Rome, 1960 : un héros nommé Bikila

Rome, 1960 : un héros nommé Bikila

L'exploit de Bikila aux Jeux de Rome en 1960

Ce jour-là, le coureur aux pieds nus a stupéfié le monde

La chronique littéraire de Michel Genson. Où il est question de l'exploit du marathonien éthiopien Abebe Bikila aux JO de Rome en 1960, une épopée sportive et humaine que Sylvain Coher narre avec souffle et justesse dans son dernier roman.

Le livre de Sylvain Coher évoque l'exploit de Bikila aux JO de RomeLa nuit est lourde sur Rome, deux silhouettes presque appuyées l’une sur l’autre fendent la foule massée sur la Voie Appienne, à la lueur des torches brandies par des militaires postés à intervalles réguliers sur le parcours.

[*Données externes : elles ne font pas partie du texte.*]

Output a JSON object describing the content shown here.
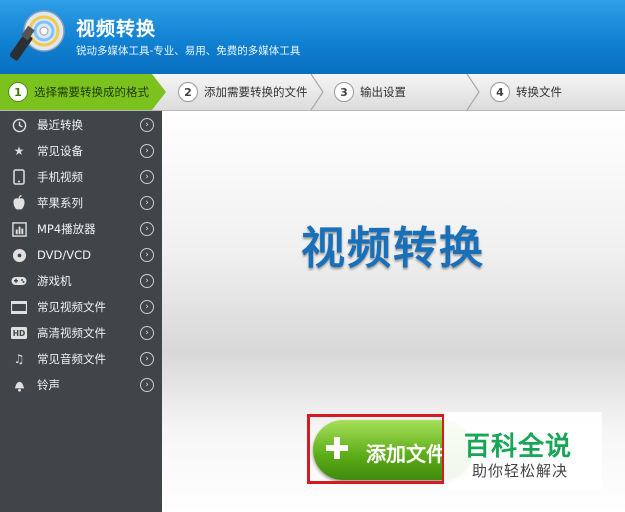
{
  "app": {
    "title": "视频转换",
    "subtitle": "锐动多媒体工具-专业、易用、免费的多媒体工具"
  },
  "steps": [
    {
      "num": "1",
      "label": "选择需要转换成的格式",
      "active": true
    },
    {
      "num": "2",
      "label": "添加需要转换的文件",
      "active": false
    },
    {
      "num": "3",
      "label": "输出设置",
      "active": false
    },
    {
      "num": "4",
      "label": "转换文件",
      "active": false
    }
  ],
  "sidebar": {
    "items": [
      {
        "label": "最近转换",
        "icon": "clock-icon"
      },
      {
        "label": "常见设备",
        "icon": "star-icon"
      },
      {
        "label": "手机视频",
        "icon": "phone-icon"
      },
      {
        "label": "苹果系列",
        "icon": "apple-icon"
      },
      {
        "label": "MP4播放器",
        "icon": "mp4-player-icon"
      },
      {
        "label": "DVD/VCD",
        "icon": "disc-icon"
      },
      {
        "label": "游戏机",
        "icon": "gamepad-icon"
      },
      {
        "label": "常见视频文件",
        "icon": "film-icon"
      },
      {
        "label": "高清视频文件",
        "icon": "hd-icon"
      },
      {
        "label": "常见音频文件",
        "icon": "music-note-icon"
      },
      {
        "label": "铃声",
        "icon": "bell-icon"
      }
    ]
  },
  "main": {
    "big_title": "视频转换",
    "add_button_label": "添加文件",
    "plus_symbol": "✚"
  },
  "watermark": {
    "title": "百科全说",
    "subtitle": "助你轻松解决"
  },
  "colors": {
    "header_blue": "#0f7fd0",
    "step_active_green": "#7bc21f",
    "sidebar_bg": "#3f4549",
    "title_blue": "#1a70b8",
    "highlight_red": "#d71920",
    "watermark_green": "#18a557"
  }
}
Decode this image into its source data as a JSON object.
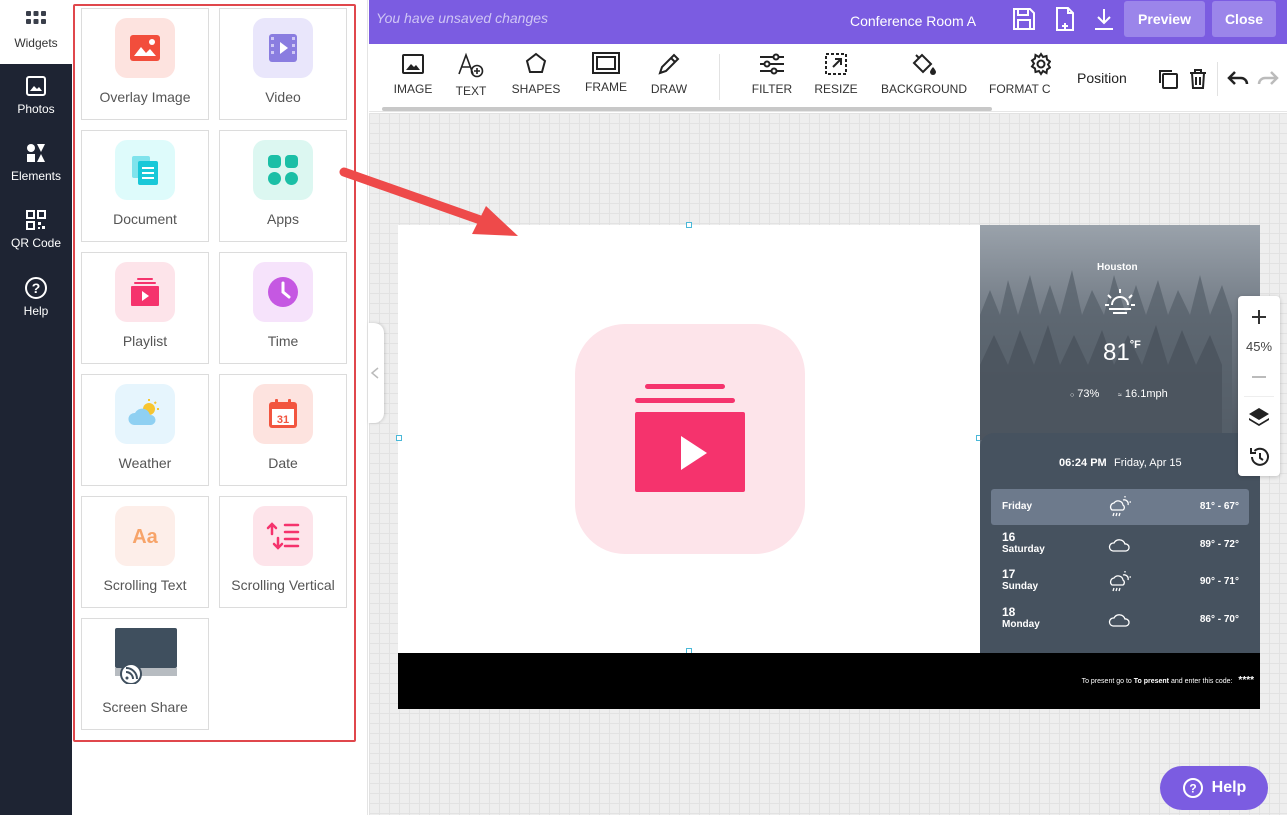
{
  "nav": {
    "items": [
      {
        "label": "Widgets",
        "icon": "grid-icon"
      },
      {
        "label": "Photos",
        "icon": "photo-icon"
      },
      {
        "label": "Elements",
        "icon": "elements-icon"
      },
      {
        "label": "QR Code",
        "icon": "qr-code-icon"
      },
      {
        "label": "Help",
        "icon": "help-icon"
      }
    ]
  },
  "widgets": [
    {
      "label": "Overlay Image",
      "icon": "image-icon",
      "bg": "#fde3df"
    },
    {
      "label": "Video",
      "icon": "video-icon",
      "bg": "#e9e6fb"
    },
    {
      "label": "Document",
      "icon": "document-icon",
      "bg": "#defbfb"
    },
    {
      "label": "Apps",
      "icon": "apps-icon",
      "bg": "#dcf7f1"
    },
    {
      "label": "Playlist",
      "icon": "playlist-icon",
      "bg": "#fde4ea"
    },
    {
      "label": "Time",
      "icon": "clock-icon",
      "bg": "#f6e3fb"
    },
    {
      "label": "Weather",
      "icon": "weather-icon",
      "bg": "#e6f5fd"
    },
    {
      "label": "Date",
      "icon": "calendar-icon",
      "bg": "#fde3df"
    },
    {
      "label": "Scrolling Text",
      "icon": "text-icon",
      "bg": "#fdeee9"
    },
    {
      "label": "Scrolling Vertical",
      "icon": "scroll-vertical-icon",
      "bg": "#fde4ea"
    },
    {
      "label": "Screen Share",
      "icon": "screen-share-icon",
      "bg": "#ffffff"
    }
  ],
  "topbar": {
    "unsaved": "You have unsaved changes",
    "room": "Conference Room A",
    "preview": "Preview",
    "close": "Close"
  },
  "toolbar": {
    "tools": [
      "IMAGE",
      "TEXT",
      "SHAPES",
      "FRAME",
      "DRAW",
      "FILTER",
      "RESIZE",
      "BACKGROUND",
      "FORMAT C"
    ],
    "position": "Position"
  },
  "weather": {
    "city": "Houston",
    "temp": "81",
    "unit": "°F",
    "humidity": "73%",
    "wind": "16.1mph",
    "time": "06:24 PM",
    "date": "Friday, Apr 15",
    "forecast": [
      {
        "num": "",
        "day": "Friday",
        "temp": "81° - 67°"
      },
      {
        "num": "16",
        "day": "Saturday",
        "temp": "89° - 72°"
      },
      {
        "num": "17",
        "day": "Sunday",
        "temp": "90° - 71°"
      },
      {
        "num": "18",
        "day": "Monday",
        "temp": "86° - 70°"
      }
    ]
  },
  "footer": {
    "present_prefix": "To present go to",
    "present_bold": "To present",
    "present_suffix": "and enter this code:",
    "code": "****"
  },
  "zoom": {
    "level": "45%"
  },
  "help": {
    "label": "Help"
  },
  "colors": {
    "accent": "#7b5ce1",
    "playlist": "#f5336d",
    "outline": "#e0474c"
  }
}
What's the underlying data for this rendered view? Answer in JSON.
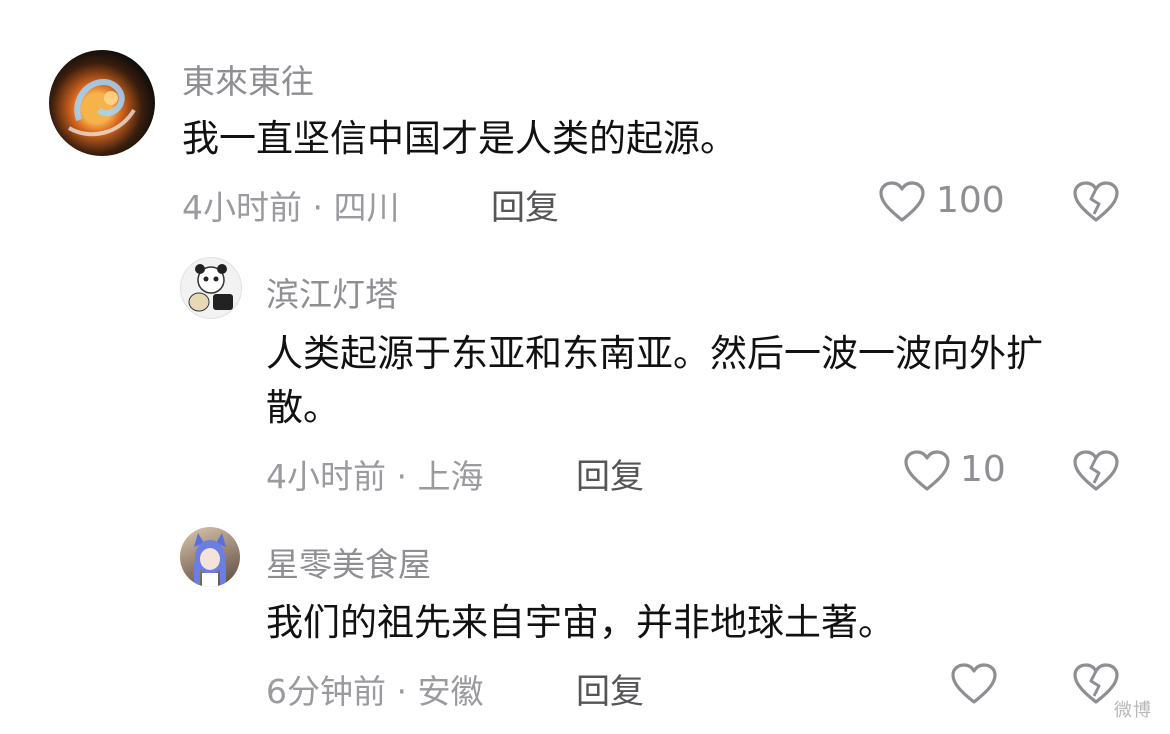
{
  "comments": [
    {
      "username": "東來東往",
      "text": "我一直坚信中国才是人类的起源。",
      "meta": "4小时前 · 四川",
      "reply_label": "回复",
      "like_count": "100"
    },
    {
      "username": "滨江灯塔",
      "text": "人类起源于东亚和东南亚。然后一波一波向外扩散。",
      "meta": "4小时前 · 上海",
      "reply_label": "回复",
      "like_count": "10"
    },
    {
      "username": "星零美食屋",
      "text": "我们的祖先来自宇宙，并非地球土著。",
      "meta": "6分钟前 · 安徽",
      "reply_label": "回复",
      "like_count": ""
    }
  ],
  "icons": {
    "like": "heart-outline-icon",
    "dislike": "broken-heart-icon"
  },
  "watermark": "微博"
}
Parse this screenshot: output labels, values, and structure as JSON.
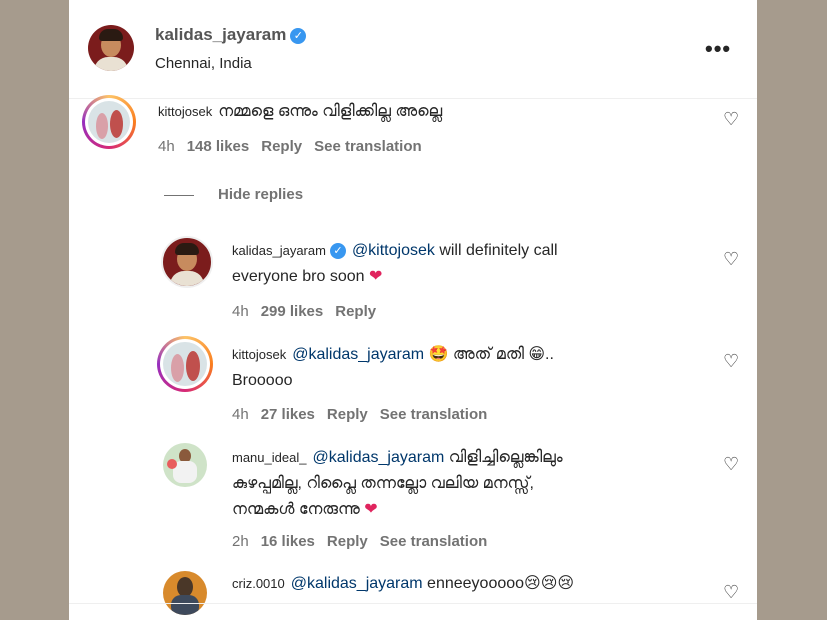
{
  "post": {
    "username": "kalidas_jayaram",
    "location": "Chennai, India",
    "verified_icon": "verified-badge-icon",
    "more_icon": "more-options-icon"
  },
  "comments": [
    {
      "username": "kittojosek",
      "text": "നമ്മളെ ഒന്നും വിളിക്കില്ല അല്ലെ ",
      "time": "4h",
      "likes": "148 likes",
      "reply": "Reply",
      "translate": "See translation"
    }
  ],
  "hide_replies": "Hide replies",
  "replies": [
    {
      "username": "kalidas_jayaram",
      "mention": "@kittojosek",
      "text1": " will definitely call",
      "text2": "everyone bro soon ",
      "emoji": "❤",
      "time": "4h",
      "likes": "299 likes",
      "reply": "Reply"
    },
    {
      "username": "kittojosek",
      "mention": "@kalidas_jayaram",
      "text1": " 🤩 അത് മതി 😁..",
      "text2": "Brooooo",
      "time": "4h",
      "likes": "27 likes",
      "reply": "Reply",
      "translate": "See translation"
    },
    {
      "username": "manu_ideal_",
      "mention": "@kalidas_jayaram",
      "text1": " വിളിച്ചില്ലെങ്കിലും",
      "text2": "കുഴപ്പമില്ല, റിപ്ലൈ തന്നല്ലോ വലിയ മനസ്സ്,",
      "text3": "നന്മകൾ നേരുന്നു ",
      "emoji": "❤",
      "time": "2h",
      "likes": "16 likes",
      "reply": "Reply",
      "translate": "See translation"
    },
    {
      "username": "criz.0010",
      "mention": "@kalidas_jayaram",
      "text1": " enneeyooooo😢😢😢"
    }
  ],
  "icons": {
    "heart": "heart-outline-icon"
  }
}
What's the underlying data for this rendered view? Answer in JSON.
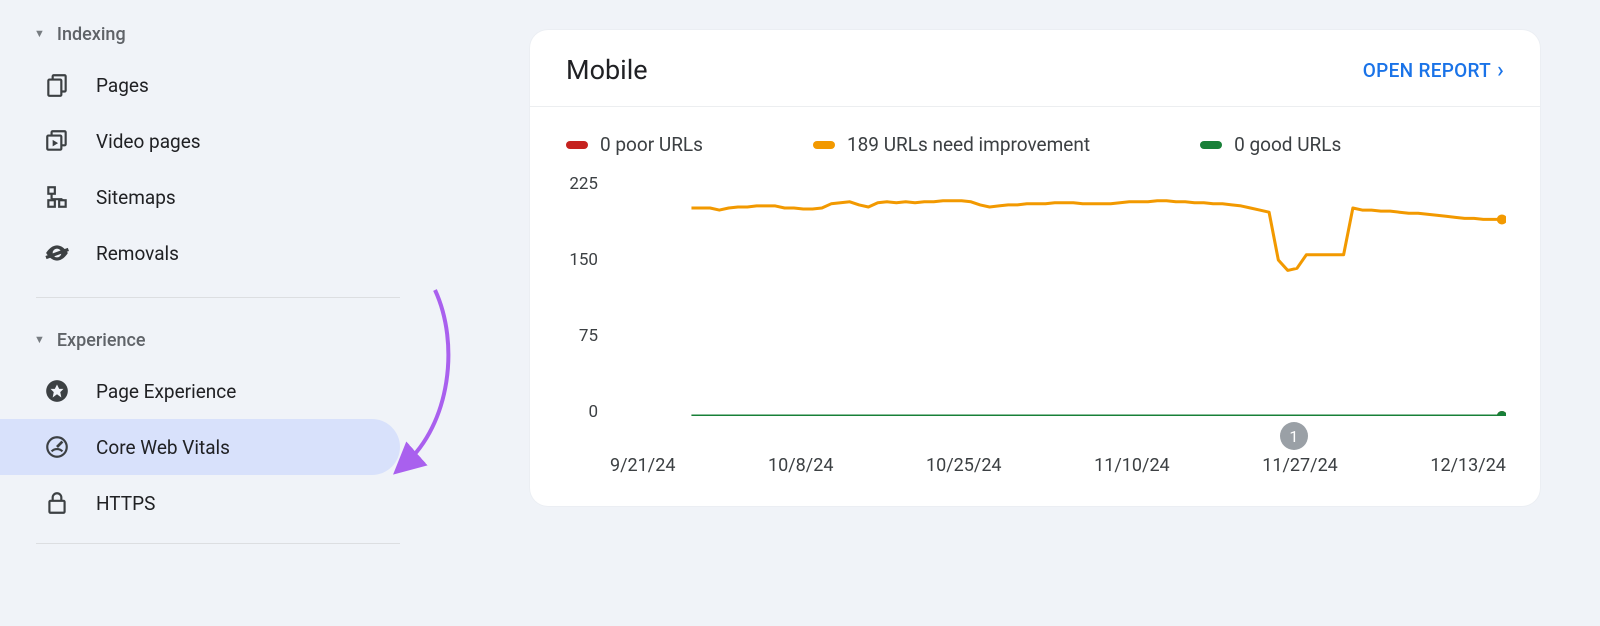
{
  "sidebar": {
    "sections": [
      {
        "title": "Indexing",
        "items": [
          {
            "label": "Pages"
          },
          {
            "label": "Video pages"
          },
          {
            "label": "Sitemaps"
          },
          {
            "label": "Removals"
          }
        ]
      },
      {
        "title": "Experience",
        "items": [
          {
            "label": "Page Experience"
          },
          {
            "label": "Core Web Vitals",
            "active": true
          },
          {
            "label": "HTTPS"
          }
        ]
      }
    ]
  },
  "card": {
    "title": "Mobile",
    "open_report": "OPEN REPORT"
  },
  "legend": {
    "poor": "0 poor URLs",
    "need": "189 URLs need improvement",
    "good": "0 good URLs"
  },
  "badge": "1",
  "chart_data": {
    "type": "line",
    "xlabel": "",
    "ylabel": "",
    "ylim": [
      0,
      225
    ],
    "y_ticks": [
      225,
      150,
      75,
      0
    ],
    "categories": [
      "9/21/24",
      "10/8/24",
      "10/25/24",
      "11/10/24",
      "11/27/24",
      "12/13/24"
    ],
    "series": [
      {
        "name": "poor",
        "color": "#c5221f",
        "values": [
          0,
          0,
          0,
          0,
          0,
          0,
          0,
          0,
          0,
          0,
          0,
          0,
          0,
          0,
          0,
          0,
          0,
          0,
          0,
          0,
          0,
          0,
          0,
          0,
          0,
          0,
          0,
          0,
          0,
          0,
          0,
          0,
          0,
          0,
          0,
          0,
          0,
          0,
          0,
          0,
          0,
          0,
          0,
          0,
          0,
          0,
          0,
          0,
          0,
          0,
          0,
          0,
          0,
          0,
          0,
          0,
          0,
          0,
          0,
          0,
          0,
          0,
          0,
          0,
          0,
          0,
          0,
          0,
          0,
          0,
          0,
          0,
          0,
          0,
          0,
          0,
          0,
          0,
          0,
          0,
          0,
          0,
          0,
          0,
          0,
          0,
          0,
          0
        ]
      },
      {
        "name": "needs_improvement",
        "color": "#f29900",
        "values": [
          200,
          200,
          200,
          198,
          200,
          201,
          201,
          202,
          202,
          202,
          200,
          200,
          199,
          199,
          200,
          204,
          205,
          206,
          203,
          201,
          205,
          206,
          205,
          206,
          205,
          206,
          206,
          207,
          207,
          207,
          206,
          203,
          201,
          202,
          203,
          203,
          204,
          204,
          204,
          205,
          205,
          205,
          204,
          204,
          204,
          204,
          205,
          206,
          206,
          206,
          207,
          207,
          206,
          206,
          205,
          205,
          204,
          204,
          203,
          202,
          200,
          198,
          196,
          150,
          140,
          142,
          155,
          155,
          155,
          155,
          155,
          200,
          198,
          198,
          197,
          197,
          196,
          195,
          195,
          194,
          193,
          192,
          191,
          190,
          190,
          189,
          189,
          189
        ]
      },
      {
        "name": "good",
        "color": "#188038",
        "values": [
          0,
          0,
          0,
          0,
          0,
          0,
          0,
          0,
          0,
          0,
          0,
          0,
          0,
          0,
          0,
          0,
          0,
          0,
          0,
          0,
          0,
          0,
          0,
          0,
          0,
          0,
          0,
          0,
          0,
          0,
          0,
          0,
          0,
          0,
          0,
          0,
          0,
          0,
          0,
          0,
          0,
          0,
          0,
          0,
          0,
          0,
          0,
          0,
          0,
          0,
          0,
          0,
          0,
          0,
          0,
          0,
          0,
          0,
          0,
          0,
          0,
          0,
          0,
          0,
          0,
          0,
          0,
          0,
          0,
          0,
          0,
          0,
          0,
          0,
          0,
          0,
          0,
          0,
          0,
          0,
          0,
          0,
          0,
          0,
          0,
          0,
          0,
          0
        ]
      }
    ],
    "annotations": [
      {
        "label": "1",
        "x_index": 66
      }
    ]
  }
}
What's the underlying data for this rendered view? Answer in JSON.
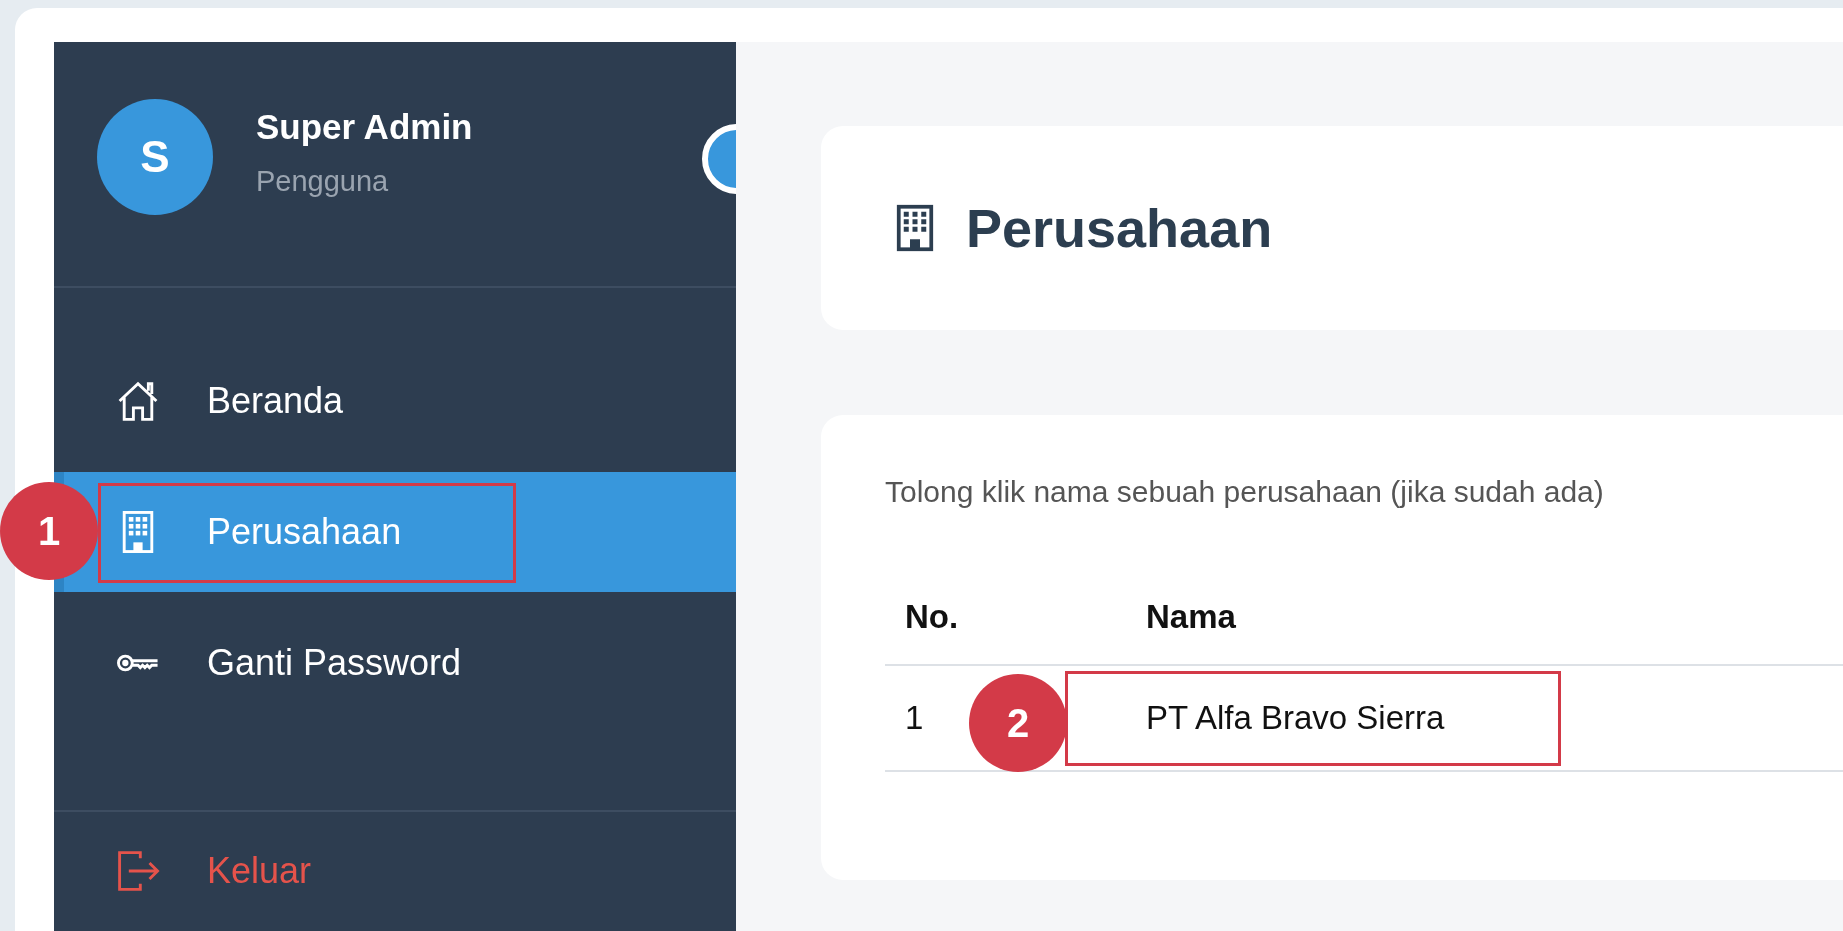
{
  "user": {
    "initial": "S",
    "name": "Super Admin",
    "role": "Pengguna"
  },
  "menu": [
    {
      "label": "Beranda",
      "kind": "home",
      "selected": false
    },
    {
      "label": "Perusahaan",
      "kind": "company",
      "selected": true
    },
    {
      "label": "Ganti Password",
      "kind": "key",
      "selected": false
    }
  ],
  "logout": {
    "label": "Keluar"
  },
  "page": {
    "title": "Perusahaan"
  },
  "instruction": "Tolong klik nama sebuah perusahaan (jika sudah ada)",
  "table": {
    "columns": [
      "No.",
      "Nama"
    ],
    "rows": [
      {
        "no": "1",
        "name": "PT Alfa Bravo Sierra"
      }
    ]
  },
  "annotations": [
    {
      "label": "1"
    },
    {
      "label": "2"
    }
  ]
}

Et voici que le n°11, short rouge, maillot vert bouteille, allonge soudain la foulée, laisse sur place son compagnon d’effort, le Marocain Rhabi, pourtant l’un des favoris désignés de ce marathon des XVIIe Jeux Olympiques. Dans quelques minutes, c’est un parfait inconnu, le caporal Abebe Bikila, qui va l’emporter. Les athlètes du moment, le Russe Popov ou Zatopek, le « Tchèque Bondissant », sont loin derrière. Ce 10 septembre 1960, un quart de siècle après l‘entrée des troupes de Mussolini à Addis Abeba, c’est un Ethiopien d’allure fragile qui s’empare seul de Rome et des lauriers de la victoire, à la force des mollets et de la volonté. Sur les écrans de télévision qui crachotent des images hésitantes dans les foyers français – la mondovision n’en est qu’à ses balbutiements - le légendaire Loys Van Lee, commentateur homérique de l’athlétisme en ces années-là, s’époumone, « Allo Paris, m’entendez-vous ? ».

Celui qui a couru pieds nus

En vérité, plus personne n’entend rien au bouleversement inouï de la hiérarchie sportive jusque-là établie. Un Africain médaille d’or des J.O. Ce surgissement inattendu du continent noir sur le podium en laisse plus d’un pantois.

Mais qui est-il, cet Abebe qui a couru pieds nus par choix, qui pendant la course a négligé la plupart des ravitaillements, qui trottine encore là-bas, la ligne franchie, ses quarante-deux kilomètres et des poussières d’asphalte avalés ? Qui est-il et de quelle pâte est-il fait ? Dans sa dernière livraison, « Vaincre à Rome », Sylvain Coher offre au champion un passionnant éclairage. Un soliloque haletant, inspiré, cent-soixante cinq pages de souffle littéraire puissant pour deux heures, quinze minutes et seize secondes de mécanique musculaire et mentale hallucinante, record du monde du marathon battu.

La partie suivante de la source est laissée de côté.